The complainants and witnesses, four women and three men who were held in four prisons run by the Syrian Air Force Intelligence between April 2011 and October 2013, survived or witnessed various forms of sexual violence, such as rape or the threat of it, sexual harassment, electrical shocks targeting the genital area, or forced abortion.

These and other related crimes are not isolated incidents. Sexual and gender-based crimes in Syrian detention facilities – including also castration or forced nudity – were and are a part of the widespread and systematic attack on the civilian population. The Assad government targets persons because of their perceived sex or sexual orientation: females, males, LGBTQI persons. The aim is to weaken the political opposition and those directly affected, but also their families and Syrian society as a whole.


Rape, sexual assault, forced pregnancy and sexual slavery: these are all sexual violence. In repressive regimes and armed conflict, the military, secret services and police often use these and similar methods as part of their strategy to oppress the civilian population. SGBV is used as a tool against women and girls, as well as men and boys – based on their socially-assigned roles or deviation from such norms.
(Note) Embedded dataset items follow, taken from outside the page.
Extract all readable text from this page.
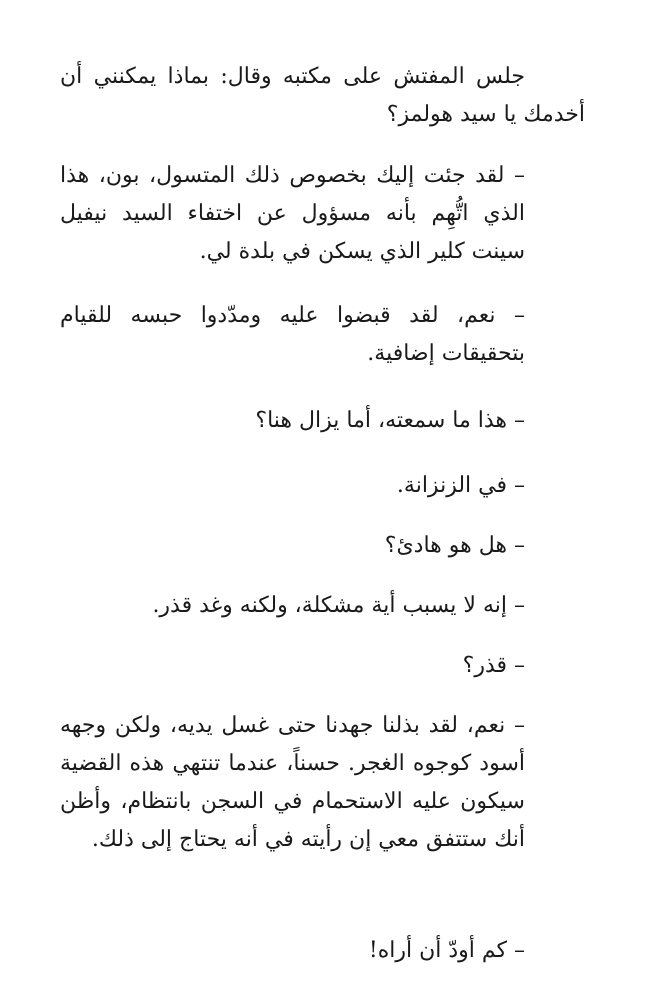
جلس المفتش على مكتبه وقال: بماذا يمكنني أن أخدمك يا سيد هولمز؟

– لقد جئت إليك بخصوص ذلك المتسول، بون، هذا الذي اتُّهِم بأنه مسؤول عن اختفاء السيد نيفيل سينت كلير الذي يسكن في بلدة لي.

– نعم، لقد قبضوا عليه ومدّدوا حبسه للقيام بتحقيقات إضافية.

– هذا ما سمعته، أما يزال هنا؟

– في الزنزانة.

– هل هو هادئ؟

– إنه لا يسبب أية مشكلة، ولكنه وغد قذر.

– قذر؟

– نعم، لقد بذلنا جهدنا حتى غسل يديه، ولكن وجهه أسود كوجوه الغجر. حسناً، عندما تنتهي هذه القضية سيكون عليه الاستحمام في السجن بانتظام، وأظن أنك ستتفق معي إن رأيته في أنه يحتاج إلى ذلك.

– كم أودّ أن أراه!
Those affected, ECCHR and its partners demand that German authorities prioritize the investigation and prosecution of SGBV in its work on Syria. This means that they must examine structural inequalities and differences between men and women, boys and girls and that they include this approach in their investigation measures.

This complaint is part of ECCHR’s work on Syria, which includes seven other criminal complaints in Germany, Austria, Sweden and Norway. It is also part of a series of legal actions challenging sexual and gender-based violence in Colombia, the Philippines, Sri Lanka and Chechnya.